The vessel, which is operated by the same company involved in the Costa Concordia tragedy, was cast adrift in the Indian Ocean after the blaze broke out in an electric generator room on Monday.
The stranded travellers - who include 31 Britons - were earlier being towed to Desroches, a small, coral-lined island in the Seychelles, and were due to reach it by this morning.
However Costa Cruises later announced they could not disembark there as it was not safe enough and the ship would instead be taken to the main Seychelles island of Mahe, where it is expected to dock tomorrow morning local time.
The change of plan was disclosed after guests had been asked to prepare their luggage so as to be ready for the earlier time of disembarkation.
The company said in a statement: "Costa Cruises informs that in view of extensive and accurate checks carried out with local maritime experts' support, in order to ensure the safety of our guests on board, the disembarkation on Desroches island cannot be performed and therefore it has been decided that the ship will be towed to Mahe/Seychelles.
"The disembarkation in Desroches does not assure the necessary and adequate security conditions for mooring the ship and guests' disembarkation.
"In addition, logistics and hotels on the island are not enough."
Costa Cruises said helicopters would ensure the continuous supply of food, comfort items and flashlights to "mitigate guests' discomfort given the difficult conditions on board".
It added: "Costa Cruises is working with all the authorities responsible for the co-ordination of the emergency to ensure the best possible assistance to all our guests and make their discomfort as short as possible and to reach their next destination.
"The company is sincerely sorry for the inconvenience.
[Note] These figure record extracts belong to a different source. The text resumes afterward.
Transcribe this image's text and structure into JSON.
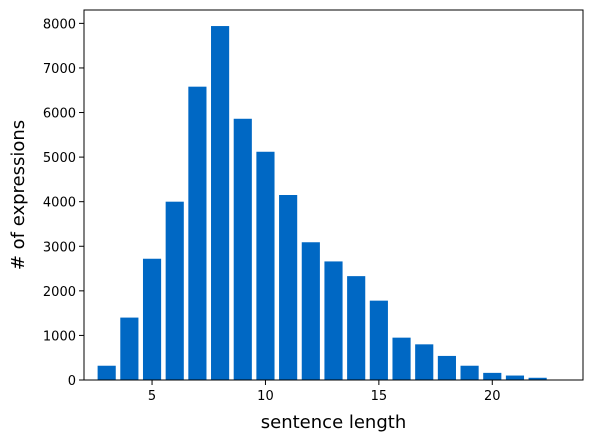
{
  "chart_data": {
    "type": "bar",
    "title": "",
    "xlabel": "sentence length",
    "ylabel": "# of expressions",
    "x": [
      3,
      4,
      5,
      6,
      7,
      8,
      9,
      10,
      11,
      12,
      13,
      14,
      15,
      16,
      17,
      18,
      19,
      20,
      21,
      22
    ],
    "values": [
      320,
      1400,
      2720,
      4000,
      6580,
      7940,
      5860,
      5120,
      4150,
      3090,
      2660,
      2330,
      1780,
      950,
      800,
      540,
      320,
      160,
      100,
      50
    ],
    "xlim": [
      2.0,
      24.0
    ],
    "ylim": [
      0,
      8300
    ],
    "xticks": [
      5,
      10,
      15,
      20
    ],
    "yticks": [
      0,
      1000,
      2000,
      3000,
      4000,
      5000,
      6000,
      7000,
      8000
    ],
    "bar_color": "#0068c4",
    "grid": false,
    "legend": "none"
  }
}
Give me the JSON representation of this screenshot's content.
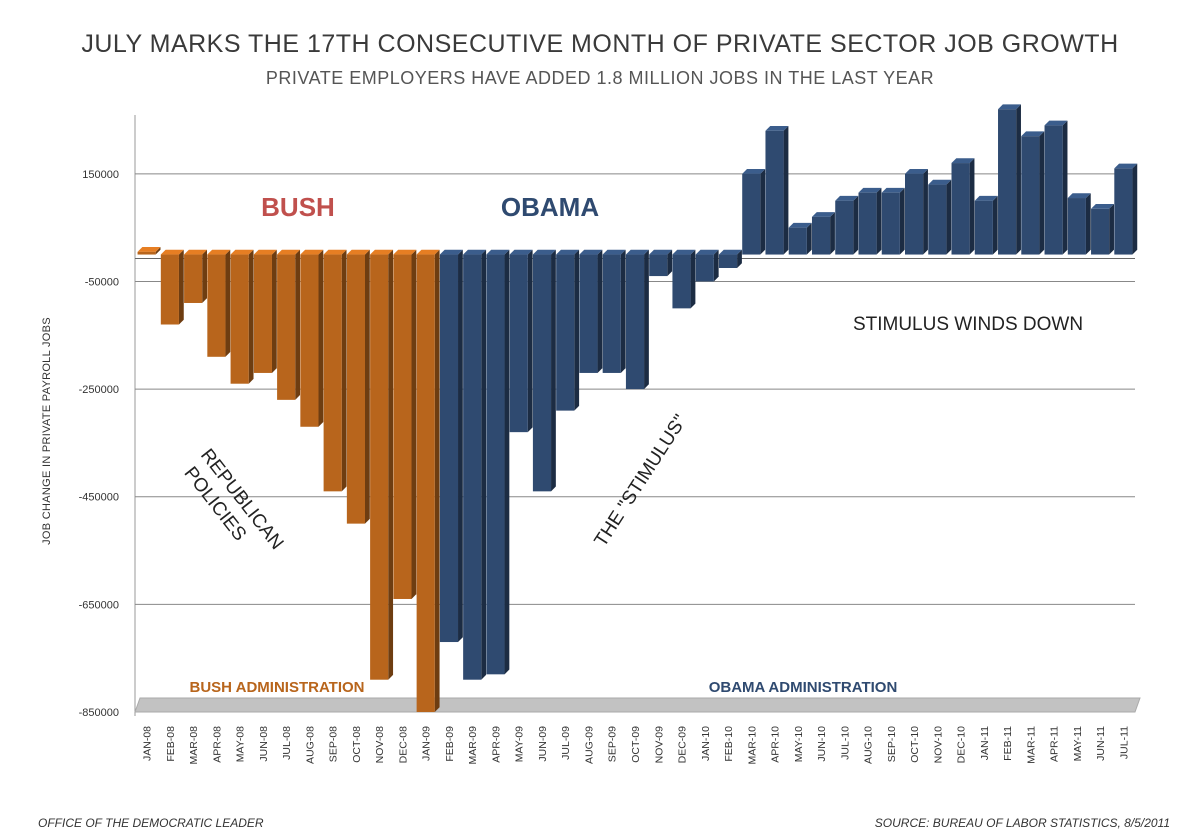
{
  "title": "JULY MARKS THE 17TH CONSECUTIVE MONTH OF PRIVATE SECTOR JOB GROWTH",
  "subtitle": "PRIVATE EMPLOYERS HAVE ADDED 1.8 MILLION JOBS IN THE LAST YEAR",
  "footer_left": "OFFICE OF THE DEMOCRATIC LEADER",
  "footer_right": "SOURCE: BUREAU OF LABOR STATISTICS, 8/5/2011",
  "colors": {
    "bush": "#b8651c",
    "obama": "#2f4a70",
    "bush_label": "#c0504d",
    "obama_label": "#2f4a70"
  },
  "chart_data": {
    "type": "bar",
    "ylabel": "JOB CHANGE IN PRIVATE PAYROLL JOBS",
    "ylim": [
      -850000,
      250000
    ],
    "yticks": [
      150000,
      -50000,
      -250000,
      -450000,
      -650000,
      -850000
    ],
    "ytick_labels": [
      "150000",
      "-50000",
      "-250000",
      "-450000",
      "-650000",
      "-850000"
    ],
    "grid": true,
    "categories": [
      "JAN-08",
      "FEB-08",
      "MAR-08",
      "APR-08",
      "MAY-08",
      "JUN-08",
      "JUL-08",
      "AUG-08",
      "SEP-08",
      "OCT-08",
      "NOV-08",
      "DEC-08",
      "JAN-09",
      "FEB-09",
      "MAR-09",
      "APR-09",
      "MAY-09",
      "JUN-09",
      "JUL-09",
      "AUG-09",
      "SEP-09",
      "OCT-09",
      "NOV-09",
      "DEC-09",
      "JAN-10",
      "FEB-10",
      "MAR-10",
      "APR-10",
      "MAY-10",
      "JUN-10",
      "JUL-10",
      "AUG-10",
      "SEP-10",
      "OCT-10",
      "NOV-10",
      "DEC-10",
      "JAN-11",
      "FEB-11",
      "MAR-11",
      "APR-11",
      "MAY-11",
      "JUN-11",
      "JUL-11"
    ],
    "series": [
      {
        "name": "BUSH ADMINISTRATION",
        "color": "#b8651c",
        "values": [
          5000,
          -130000,
          -90000,
          -190000,
          -240000,
          -220000,
          -270000,
          -320000,
          -440000,
          -500000,
          -790000,
          -640000,
          -850000,
          null,
          null,
          null,
          null,
          null,
          null,
          null,
          null,
          null,
          null,
          null,
          null,
          null,
          null,
          null,
          null,
          null,
          null,
          null,
          null,
          null,
          null,
          null,
          null,
          null,
          null,
          null,
          null,
          null,
          null
        ]
      },
      {
        "name": "OBAMA ADMINISTRATION",
        "color": "#2f4a70",
        "values": [
          null,
          null,
          null,
          null,
          null,
          null,
          null,
          null,
          null,
          null,
          null,
          null,
          null,
          -720000,
          -790000,
          -780000,
          -330000,
          -440000,
          -290000,
          -220000,
          -220000,
          -250000,
          -40000,
          -100000,
          -50000,
          -25000,
          150000,
          230000,
          50000,
          70000,
          100000,
          115000,
          115000,
          150000,
          130000,
          170000,
          100000,
          270000,
          220000,
          240000,
          105000,
          85000,
          160000
        ]
      }
    ],
    "annotations": [
      {
        "text": "BUSH",
        "color": "#c0504d"
      },
      {
        "text": "OBAMA",
        "color": "#2f4a70"
      },
      {
        "text": "STIMULUS WINDS DOWN",
        "color": "#222222"
      },
      {
        "text": "REPUBLICAN\nPOLICIES",
        "color": "#222222"
      },
      {
        "text": "THE \"STIMULUS\"",
        "color": "#222222"
      },
      {
        "text": "BUSH ADMINISTRATION",
        "color": "#b8651c"
      },
      {
        "text": "OBAMA ADMINISTRATION",
        "color": "#2f4a70"
      }
    ]
  }
}
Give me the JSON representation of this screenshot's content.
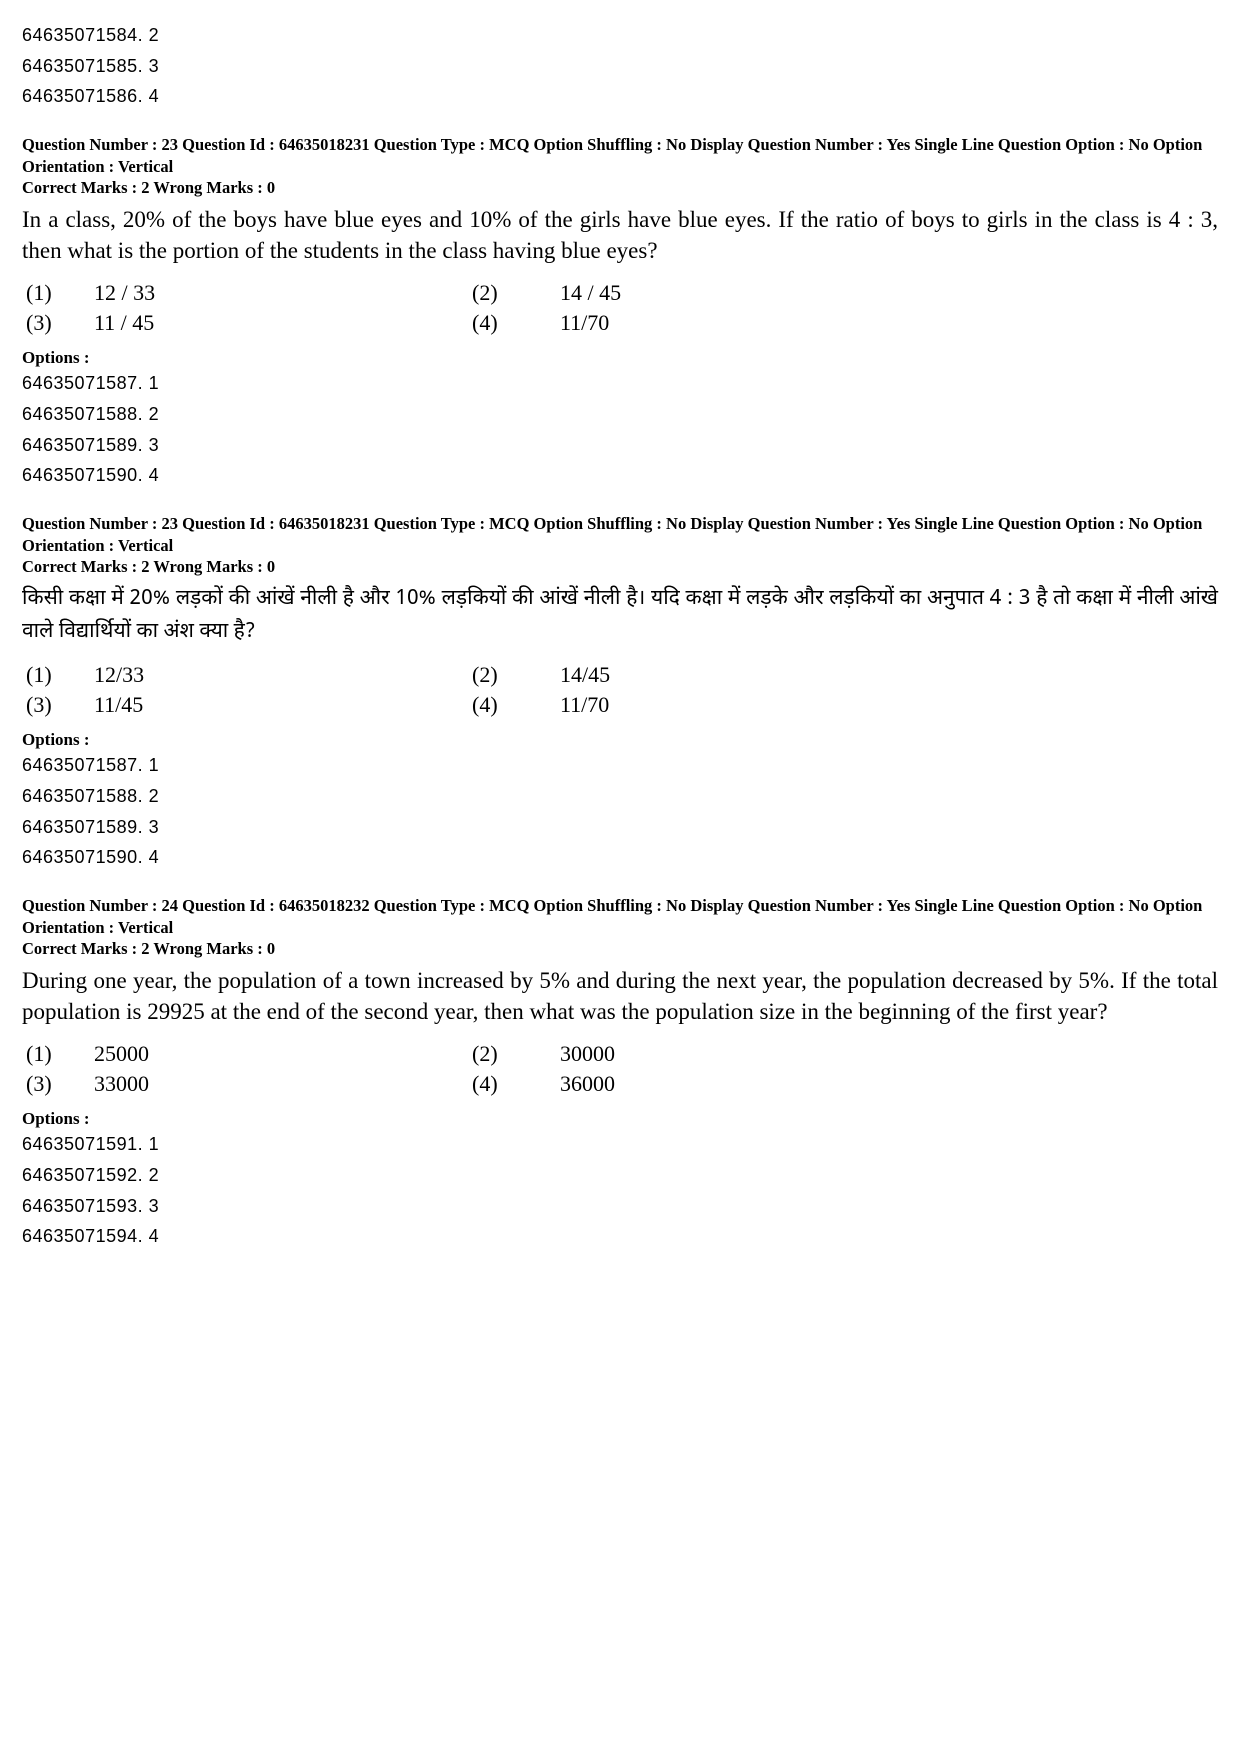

Absolute priority is to make it as short as possible."
The ship was being towed by the French ocean fishing vessel Travignon and two tugs after its engines, lights and air conditioning were left with no power.
The incident came after the Costa Concordia cruise liner, also operated by Costa Cruises, struck rocks off the west coast of Italy on January 13, leaving a death toll expected to reach 32.
Among the Britons on board the Costa Allegra was a woman whose brother survived the capsizing of its sister ship.
The siblings' mother, Jayne Thomas, from Sutton Coldfield, had yesterday had no news from her daughter Rebecca, who was working on the Costa Allegra as a dancer.
However although her 19-year-old son James was still recovering from the mental trauma he sustained when the ill-fated Concordia ran aground in the Mediterranean, she said she did not feel any ill will towards Costa Cruises.
"I have no feelings towards the company," she told the BBC. "I think it's just a twist of fate that they've both been involved in two such unfortunate incidents."
Some 636 passengers and 413 crew members were on board the Costa Allegra when the fire broke out but none were injured.
Photos showed hundreds of people milling about on the ship's outside decks and officials said passengers would sleep there as well, instead of in their unlit cabins.
The Allegra, whose Italian name means "merry" or "happy", left northern Madagascar on Saturday and was cruising towards Port Victoria when the fire took hold.
Italian coastguard officials said emergency generators were keeping the ship's control room illuminated and communications equipment such as radios running.